After more than two decades of misery, the Pittsburgh Pirates celebrated their return to postseason action with a rousing 6-2 home victory over the Cincinnati Reds in their do-or-die National League wild-card play-off game.
Left-hander Francisco Liriano held the Reds to one run on four hits over seven innings and was backed by two home runs from catcher Russell Martin as a standing-room only crowd of more than 40,000 at PNC Park waved black hankies and roared their support at Pittsburgh's first playoff game in 21 years.
The victory advanced the Pirates to the best-of-five division series against top-seeded NL Central champions the Cardinals starting on Thursday in St Louis.
"You talk about feeling good all over," Pirates manager Clint Hurdle said after players showered him with champagne.
"Our ball park showed up. Our fan base showed up. Our city showed up. Our guys fed off of that from the beginning. It was tremendous energy. I've been to a lot of great venues, played in important games, but that spark from our fan base, I don't know if I ever felt that before."

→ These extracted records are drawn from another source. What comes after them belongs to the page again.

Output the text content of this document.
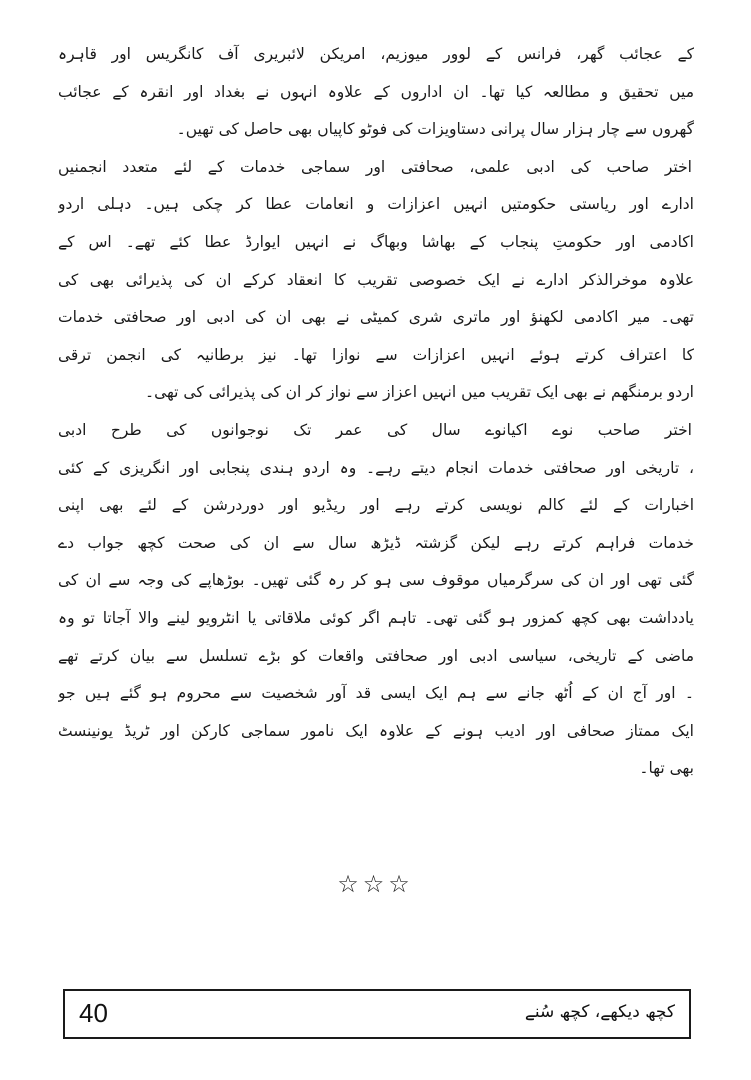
کے عجائب گھر، فرانس کے لوور میوزیم، امریکن لائبریری آف کانگریس اور قاہرہ
میں تحقیق و مطالعہ کیا تھا۔ ان اداروں کے علاوہ انہوں نے بغداد اور انقرہ کے عجائب
گھروں سے چار ہزار سال پرانی دستاویزات کی فوٹو کاپیاں بھی حاصل کی تھیں۔
اختر صاحب کی ادبی علمی، صحافتی اور سماجی خدمات کے لئے متعدد انجمنیں
ادارے اور ریاستی حکومتیں انہیں اعزازات و انعامات عطا کر چکی ہیں۔ دہلی اردو
اکادمی اور حکومتِ پنجاب کے بھاشا وبھاگ نے انہیں ایوارڈ عطا کئے تھے۔ اس کے
علاوہ موخرالذکر ادارے نے ایک خصوصی تقریب کا انعقاد کرکے ان کی پذیرائی بھی کی
تھی۔ میر اکادمی لکھنؤ اور ماتری شری کمیٹی نے بھی ان کی ادبی اور صحافتی خدمات
کا اعتراف کرتے ہوئے انہیں اعزازات سے نوازا تھا۔ نیز برطانیہ کی انجمن ترقی
اردو برمنگھم نے بھی ایک تقریب میں انہیں اعزاز سے نواز کر ان کی پذیرائی کی تھی۔
اختر صاحب نوے اکیانوے سال کی عمر تک نوجوانوں کی طرح ادبی
، تاریخی اور صحافتی خدمات انجام دیتے رہے۔ وہ اردو ہندی پنجابی اور انگریزی کے کئی
اخبارات کے لئے کالم نویسی کرتے رہے اور ریڈیو اور دوردرشن کے لئے بھی اپنی
خدمات فراہم کرتے رہے لیکن گزشتہ ڈیڑھ سال سے ان کی صحت کچھ جواب دے
گئی تھی اور ان کی سرگرمیاں موقوف سی ہو کر رہ گئی تھیں۔ بوڑھاپے کی وجہ سے ان کی
یادداشت بھی کچھ کمزور ہو گئی تھی۔ تاہم اگر کوئی ملاقاتی یا انٹرویو لینے والا آجاتا تو وہ
ماضی کے تاریخی، سیاسی ادبی اور صحافتی واقعات کو بڑے تسلسل سے بیان کرتے تھے
۔ اور آج ان کے اُٹھ جانے سے ہم ایک ایسی قد آور شخصیت سے محروم ہو گئے ہیں جو
ایک ممتاز صحافی اور ادیب ہونے کے علاوہ ایک نامور سماجی کارکن اور ٹریڈ یونینسٹ
بھی تھا۔
☆☆☆
40	کچھ دیکھے، کچھ سُنے
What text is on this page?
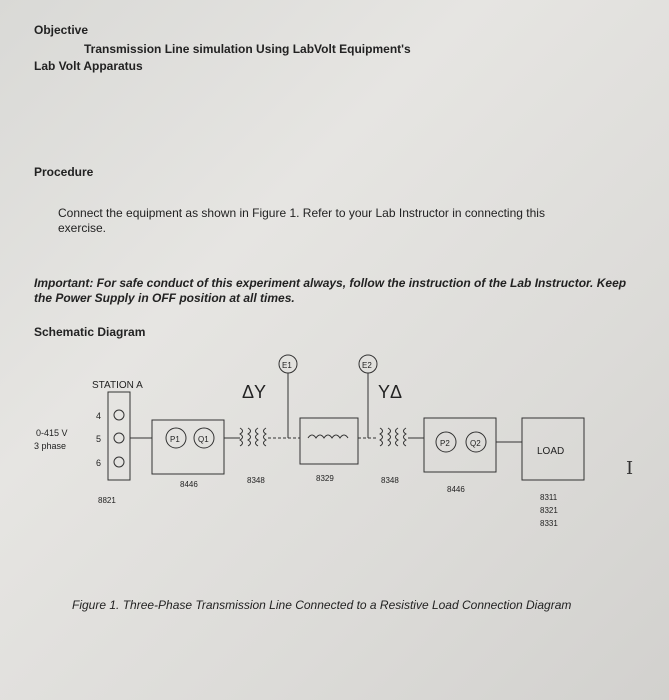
Objective
Transmission Line simulation Using LabVolt Equipment's
Lab Volt Apparatus
Procedure
Connect the equipment as shown in Figure 1. Refer to your Lab Instructor in connecting this
exercise.
Important: For safe conduct of this experiment always, follow the instruction of the Lab Instructor. Keep
the Power Supply in OFF position at all times.
Schematic Diagram
STATION A
0-415 V
3 phase
4
5
6
8821
P1 Q1	P2	Q2
E1	E2
ΔY	YΔ
8446	8348	8329	8348
8446
LOAD
8311
8321
8331
I
Figure 1. Three-Phase Transmission Line Connected to a Resistive Load Connection Diagram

Liriano was dominant, setting down the first nine Reds batters, who did not get the ball out of the infield until the fourth inning. The Dominican walked one and struck out five before giving way to Tony Watson and closer Jason Grilli.
Second-inning home runs by Marlon Byrd and Martin off Reds starter Johnny Cueto got the Pirates started and they added another run in the third on Pedro Alvarez's sacrifice fly for a 3-0 lead.
The home run by 36-year-old Byrd came in his first postseason at-bat after playing 1,250 major league games for seven clubs.
Martin saluted the work of starter Liriano and the lift the team got from the fans and looked forward to the rest of the postseason. "Francisco pitched an unbelievable game and we were able to score some runs for him," his battery mate said.
"It was overall a great day for everybody in Pittsburgh. This is 20 years of waiting and you just saw it all come out in one night. Hopefully, we can keep this atmosphere late into October."